A veces puede ser cierto aquello de que no hay mal que por bien no venga. En otras ocasiones, el mal viene simplemente por el mal y ni un solo elemento positivo se puede extraer de él. Suena la voz de María Callas mientras escribo.

Iba a hacerlo, creo, de cómo la crisis de enormes proporciones en la que vivimos inmersos, hace ya tanto tiempo que ni nos acordamos de cuándo empezó, puede traer algún resultado positivo para un país que solo ahora empieza a percibir la insostenibilidad de su actual estructura administrativa territorial. La puesta sobre la mesa como una baraja de cartas desplegada de la retahíla de deudas y compromisos incumplidos de nuestros ayuntamientos y diputaciones mostrando la desproporción entre el número de administraciones existentes y el volumen de lo que es necesario administrar, puede permitir que se empiecen a tomar soluciones. A adecuar nuestro gasto público a lo que permiten los recursos que podemos generar o aportar.

Tal vez, a última hora, iba a cambiar el objeto de mi escritura para hacerlo sobre la polémica suscitada en torno al anuncio de una conocida marca de ropa y complementos de lujo, en la que un pequeño catálogo de jóvenes con apellidos conocidos basan su paso a la edad adulta alrededor de la figura de un bolso que cuesta más de lo que ganan en un mes la inmensa mayoría de los pocos jóvenes que tienen la suerte de contar con un puesto de trabajo.

No lo sé, suelo dejar que el mal llamado azar decida por mí en ocasiones el tema de mis columnas.
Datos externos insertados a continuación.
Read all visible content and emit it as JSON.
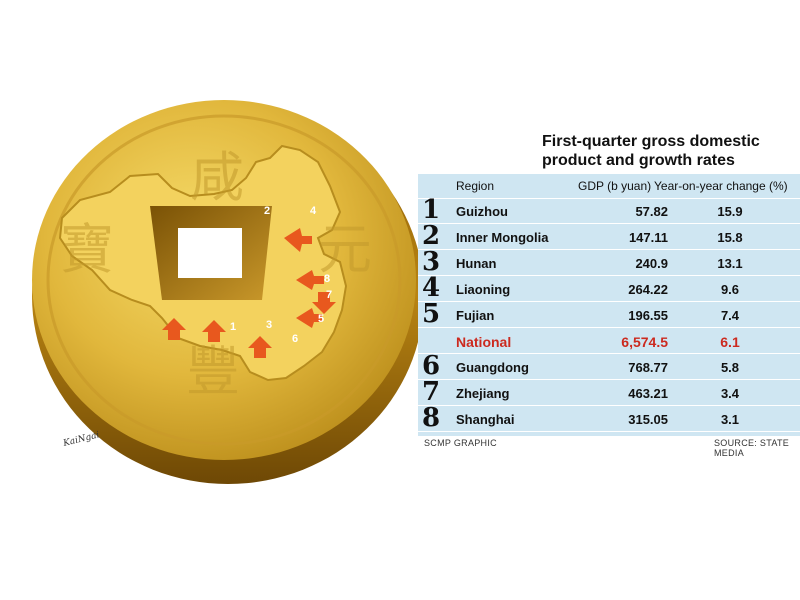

En esas estaba, cuando un mazazo, no por ya anunciado menos duro, hizo que entre «Casta Diva» y «La Mamma Morta», la Callas guiara mi pensamiento hasta un instante, apenas un puñado de segundos hace ya unos cuantos años. Entendí que de las casi 500 palabras de este artículo, solo el último párrafo es lo que quería escribir.

Fue durante la salida del Museo de Semana Santa de la última procesión del Santo Entierro a la que acudí como miembro de la corporación municipal de Zamora. Me hizo señas desde su lugar, escoltando ya el paso de Benlliure al que siempre acompañaba en su recorrido fúnebre. Me acerqué hacia él, estiró su brazo y puso en mi mano una pequeña fotografía que aún guardo en mi cartera. En el anverso «El Descendido», magnífica y desgarrada representación del dolor físico y el sufrimiento psicológico que supone la muerte. El Hijo que yace en brazos de su madre, esculpidos ambos en una sola pieza, como vida y muerte son también una única secuencia. Inescindible continuidad. En el reverso solo dos palabras. Una la que a él le ha faltado para vivir lo mucho que aún le quedaba, «Suerte». La otra su apellido, el nombre por el que todos le conocíamos, «Rivera». Ahora «burula» acogido en los brazos de su Cristo. Descansa en paz, amigo.